Anna Bianchi: Definitiv! Bei C3 sehe ich, wie Arbeitsabläufe und Aufgabengebiete sich wandeln, und dass wir Bildredakteure fortlaufend dazulernen müssen, um unsere Kompetenzen auch unter dem Vorzeichen der Digitalisierung einbringen zu können und stark zu machen.

OKS: Da wären wir beim Stichwort „Multimedia“ und „Social Media“. In den Bereichen hat sich wahnsinnig viel getan. Wie geht man als Bildredakteurin damit um?

Anna Bianchi: Man muss neugierig bleiben: Der Beruf fordert viel mehr Kenntnisse als noch vor 10 Jahren, wenn man z.B. an Dinge denkt wie Bewegtbild, Augmented & Virtual Reality, Artificial Intelligence. Ich denke z.B. an Machina, das Eyeem Magazin, in dem die Bilder durch deren Bilderkennung-Algorithmus zusammengestellt wurden. Oder eben seit 10 Jahren das Thema Social Media.Eine neue Generation von Konsumenten erfordert das Interesse an neuen Technologien wie z.B. Snapchat. Das finde ich herausfordernd und spannend.

OKS: C3 ist eine große Agentur mit vielen unterschiedlichen Abteilungen. Wie sieht für dich ein Arbeitsalltag bei C3 aus ?

Anna Bianchi: Ich habe täglich im Büro mit verschiedenen Projekten in den Bereichen Online und Print und Leuten zu tun, und ab und zu bin ich auswärts auf Produktion. Ich unterstütze Redakteure und Artdirektoren mit Vorschlägen und Ideen: Ein Fotograf, der zu einer Geschichte gut passt, eine bestimmte Location, eine Fotostrecke oder eine Umsetzungsidee für ein Portrait.
Außerdem verantworte und organisiere ich Fotoproduktionen und betreue auch Shootings vor Ort. Hinzu kommt natürlich das Recherchieren von Themen bei Agenturen und anderen Quellen.

OKS: Das klingt sehr abwechslungsreich! Kannst Du Deine Kreativität im stressigen Alltag so umsetzen, wie Du es möchtest?

Anna Bianchi: Ich habe auf jeden Fall gelernt, auch in stressigen Situationen trotzdem kreativ zu denken und meine Ideen sinnvoll zu platzieren.

OKS: Welche Themen treiben Dich außerhalb Deines Jobs an? Kannst Du diese in Deine Arbeit einfließen lassen?

Anna Bianchi: Literatur, Gesellschaft und Politik – all das beeinflusst ja laufend das eigene Nachdenken, und fließt wie von selbst in die Arbeit mit ein. Meine Tätigkeit hat natürlich auch bei Content Marketing eine starke journalistische Komponente.

OKS: Bei einem Treffen der ehemaligen Bildredakteure an der OKS im Sommer 2016 hast Du gesagt, dass Du ein Forum/einen Zusammenschluss von Bildredakteuren sinnvoll fändest. Warum findest Du es wichtig, was soll Deiner Meinung nach bei so einem Zusammenschluss bewegt werden und im Mittelpunkt stehen?
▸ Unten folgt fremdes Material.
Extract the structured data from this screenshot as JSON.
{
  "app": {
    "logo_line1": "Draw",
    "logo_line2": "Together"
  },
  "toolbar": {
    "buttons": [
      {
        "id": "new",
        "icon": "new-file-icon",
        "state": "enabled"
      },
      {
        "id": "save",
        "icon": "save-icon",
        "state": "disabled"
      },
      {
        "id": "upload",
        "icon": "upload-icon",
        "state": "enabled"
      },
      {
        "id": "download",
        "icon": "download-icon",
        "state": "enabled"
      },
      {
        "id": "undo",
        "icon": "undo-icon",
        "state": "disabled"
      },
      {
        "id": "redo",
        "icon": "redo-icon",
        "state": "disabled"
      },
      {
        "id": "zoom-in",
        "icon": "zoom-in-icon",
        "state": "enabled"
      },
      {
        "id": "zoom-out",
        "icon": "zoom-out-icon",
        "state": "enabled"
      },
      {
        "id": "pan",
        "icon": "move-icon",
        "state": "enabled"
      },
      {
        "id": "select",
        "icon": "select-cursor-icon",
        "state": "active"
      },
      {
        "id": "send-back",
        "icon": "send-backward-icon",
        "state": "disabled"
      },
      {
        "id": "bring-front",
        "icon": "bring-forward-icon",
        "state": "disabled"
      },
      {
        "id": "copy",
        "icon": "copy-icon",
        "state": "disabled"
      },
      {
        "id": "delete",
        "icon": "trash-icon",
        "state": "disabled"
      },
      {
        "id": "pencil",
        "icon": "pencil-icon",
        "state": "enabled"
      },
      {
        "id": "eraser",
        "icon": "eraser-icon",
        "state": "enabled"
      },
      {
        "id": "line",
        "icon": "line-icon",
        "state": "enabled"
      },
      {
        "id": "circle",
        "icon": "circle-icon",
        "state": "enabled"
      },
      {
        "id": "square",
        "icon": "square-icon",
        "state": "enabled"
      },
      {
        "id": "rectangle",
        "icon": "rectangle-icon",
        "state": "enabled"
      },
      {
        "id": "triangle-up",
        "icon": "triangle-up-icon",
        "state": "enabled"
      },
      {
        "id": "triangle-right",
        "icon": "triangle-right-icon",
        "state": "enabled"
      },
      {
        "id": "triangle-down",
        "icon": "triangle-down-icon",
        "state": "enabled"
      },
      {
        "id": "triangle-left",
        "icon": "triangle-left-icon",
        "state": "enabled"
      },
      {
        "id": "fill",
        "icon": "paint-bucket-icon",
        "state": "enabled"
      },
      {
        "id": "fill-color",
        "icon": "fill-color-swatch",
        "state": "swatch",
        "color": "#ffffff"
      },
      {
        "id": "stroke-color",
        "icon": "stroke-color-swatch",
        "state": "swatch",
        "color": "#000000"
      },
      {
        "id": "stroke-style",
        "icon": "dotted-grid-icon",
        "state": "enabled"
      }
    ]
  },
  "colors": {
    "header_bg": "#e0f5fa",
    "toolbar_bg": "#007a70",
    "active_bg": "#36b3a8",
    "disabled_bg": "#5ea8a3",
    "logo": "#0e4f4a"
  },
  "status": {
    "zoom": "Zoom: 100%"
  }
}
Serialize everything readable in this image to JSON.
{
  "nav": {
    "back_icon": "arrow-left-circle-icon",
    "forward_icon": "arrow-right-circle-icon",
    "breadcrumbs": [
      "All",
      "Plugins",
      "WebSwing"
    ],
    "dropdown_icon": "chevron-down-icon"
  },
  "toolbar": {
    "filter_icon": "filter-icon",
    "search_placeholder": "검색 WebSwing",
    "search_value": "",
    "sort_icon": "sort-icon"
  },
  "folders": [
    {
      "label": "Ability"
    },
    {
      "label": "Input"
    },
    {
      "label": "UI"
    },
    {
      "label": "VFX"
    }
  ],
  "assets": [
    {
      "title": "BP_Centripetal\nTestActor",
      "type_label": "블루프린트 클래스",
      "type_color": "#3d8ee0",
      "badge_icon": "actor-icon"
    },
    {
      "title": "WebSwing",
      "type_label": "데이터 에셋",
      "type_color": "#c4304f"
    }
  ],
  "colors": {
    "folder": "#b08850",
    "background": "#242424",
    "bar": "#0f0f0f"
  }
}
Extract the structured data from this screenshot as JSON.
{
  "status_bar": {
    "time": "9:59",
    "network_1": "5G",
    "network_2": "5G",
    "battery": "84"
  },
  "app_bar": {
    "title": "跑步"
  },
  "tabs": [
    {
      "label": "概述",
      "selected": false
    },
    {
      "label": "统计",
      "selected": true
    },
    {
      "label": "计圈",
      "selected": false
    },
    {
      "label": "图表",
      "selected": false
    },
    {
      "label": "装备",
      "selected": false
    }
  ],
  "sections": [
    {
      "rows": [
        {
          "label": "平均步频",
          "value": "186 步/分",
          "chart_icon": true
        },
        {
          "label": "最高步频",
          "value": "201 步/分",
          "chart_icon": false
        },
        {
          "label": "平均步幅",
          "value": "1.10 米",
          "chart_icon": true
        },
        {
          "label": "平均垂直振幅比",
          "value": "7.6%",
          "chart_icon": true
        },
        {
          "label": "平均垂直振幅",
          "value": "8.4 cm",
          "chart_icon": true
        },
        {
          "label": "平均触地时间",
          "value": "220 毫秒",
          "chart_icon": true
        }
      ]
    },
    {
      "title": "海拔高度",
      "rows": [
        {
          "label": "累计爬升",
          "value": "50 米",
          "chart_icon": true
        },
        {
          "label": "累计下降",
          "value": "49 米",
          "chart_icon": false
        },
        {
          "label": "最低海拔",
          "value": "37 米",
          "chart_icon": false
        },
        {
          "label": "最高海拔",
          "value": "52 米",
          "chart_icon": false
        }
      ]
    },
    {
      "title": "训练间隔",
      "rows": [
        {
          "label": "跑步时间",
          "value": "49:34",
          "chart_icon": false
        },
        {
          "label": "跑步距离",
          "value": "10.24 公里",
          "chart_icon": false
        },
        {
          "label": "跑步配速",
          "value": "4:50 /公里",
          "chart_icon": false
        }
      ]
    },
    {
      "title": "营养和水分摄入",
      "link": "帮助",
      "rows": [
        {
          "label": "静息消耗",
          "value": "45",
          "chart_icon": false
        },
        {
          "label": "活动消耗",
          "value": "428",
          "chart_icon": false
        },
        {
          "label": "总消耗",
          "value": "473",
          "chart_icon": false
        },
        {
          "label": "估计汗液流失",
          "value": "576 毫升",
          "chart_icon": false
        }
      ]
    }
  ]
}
Anna Bianchi: Ich fände ein offenes Netzwerk wie „GRIN“ in Italien gut. „GRIN“ ist eine Vereinigung von Bildredakteuren, die auch als eine Art von Gewerkschaft dienen soll. So etwas fände ich dringend nötig. Im Mittelpunkt sollte der Austausch stehen, auch im Hinblick auf die rasanten Veränderungen des Berufsbilds.

OKS:
Wir arbeiten weiter daran. Vielen Dank für das informative und nette Gespräch!